いくら口で言っても聞かないので、手が出そうになったことが何度もあります。
いまのところなんとか抑えることができていますが、いつか手をあげてしまいそうで不安です。
お答え
腹が立ったとき、私たちは「自分が正しく、相手が悪い」と思います。
自分が悪く、相手が正しいのに怒って相手を責める人はありません。
腹を立て、相手を責めているときには、かならず「自分は正しく、相手が悪い」という思いがあります。
もちろん、客観的に見て、相手に非があり、自分には非がないことも多いでしょうが、正義は自分にありと思うと、怒りは正当化され、ますます深まっていきますから、気をつけなければなりません。
自分が正しい、相手が悪いとなると、自分の怒るのは当然で、相手を責めることが正当化されます。
そうすると相手は加害者であり、自分は被害者という構図が固まりますから、ますます、相手にされたことに目が行き、怒りや憎しみが深まっていきます。
最初はそれほどでなくても、もんもんと心の中で思っているうちに、よけい腹が立ってしまうということはないでしょうか。
このとき大事なのは、どちらに非があるかは別として、自分が正義だと思うことの恐ろしさをよく知っておくことです。
人間は、自分が正義だと思ったときに、相手の事情や都合はおかまいなしで、どんなにひどいことでもやってしまいます。
世界の戦争や、紛争、テロを見ても、それぞれが、それぞれの正義の名のもとに殺し合いをしています。
そして、自分たちが正義だと思うと、一般市民にも残虐行為をしてしまいます。
数年前、正義の味方と悪の組織の違いというのがネットで話題になりました。
その中で、「正義の味方はいつも怒っている」という一言がありました。みょうに納得したのを覚えています。
たしかに、仮面ライダーのような正義の味方は、悪の組織に対して、ためらいなく怒りをぶつけています。
しかし、見方を変えてみると、仮面ライダーにバッタバッタと倒されていく名もなき怪人たちにも、家族はあるだろうし、いろいろな事情があって、地球征服に加担しているのではないかと思われます。

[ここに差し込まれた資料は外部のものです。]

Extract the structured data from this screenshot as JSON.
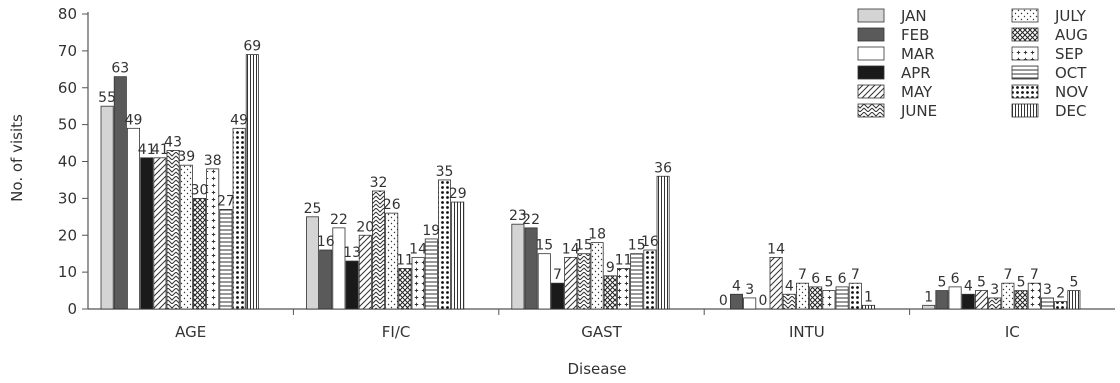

場合によっては、組織にだまされたり、脅されたり、家族に仕送りをするために、不本意に駆り出された人もあるでしょう。
そういう怪人たちに、容赦なく、岩をも砕くケリを入れたり、バイクでハネ飛ばしていくのを見て、「正義とは恐ろしいものだ」と思ったことがあります。

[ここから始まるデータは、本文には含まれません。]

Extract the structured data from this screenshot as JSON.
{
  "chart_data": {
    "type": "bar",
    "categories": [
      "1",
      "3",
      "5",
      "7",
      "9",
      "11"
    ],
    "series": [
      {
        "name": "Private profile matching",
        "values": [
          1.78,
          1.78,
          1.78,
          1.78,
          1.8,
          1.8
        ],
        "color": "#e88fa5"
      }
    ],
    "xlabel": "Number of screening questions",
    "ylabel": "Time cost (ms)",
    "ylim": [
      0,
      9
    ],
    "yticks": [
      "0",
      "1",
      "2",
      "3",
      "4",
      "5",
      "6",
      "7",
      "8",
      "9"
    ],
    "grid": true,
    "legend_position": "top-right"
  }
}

テレビや映画の世界ならいざ知らず、現実、私たちの社会の中で、一方的に相手が悪く、一方的に自分が正しいということはあるのでしょうか。
聖徳太子は、仏教の教えに基づいて、このように言われています。
「我必ず聖(ひじり)に非(あら)ず。彼必ず愚かに非ず。共に是(こ)れ凡夫(ぼんぶ)のみ」
(私が一方的に正しいということも、相手が一方的に間違っていることもない。ともにこれ間違いだらけの凡夫なのだから)
凡夫とは、人間のことです。
私たちは、欲や怒り、ねたみといった煩悩のかたまりです。
その煩悩のかたまりである人間同士、どちらかが一方的に正しい、間違いということはないでしょう。
相手の立場に立つと、それなりの理由や事情があり、場合によっては、相手の立場に立つと、相手の言いぶんもスジが通っていることもあります。
怒りや憎しみは、自分が正義だと思えば思うほど、岩に刻み込まれるように深まってしまうもの。
イライラしたり、怒りや憎しみの心が出てきたときは、なるべく、その深みにはまらないように距離をおくことが大事です。
気分転換に、運動をする。音楽を聴く。テレビを見る。ゆっくり眠る。
そうして、負のスパイラルにはまらないように心がけましょう。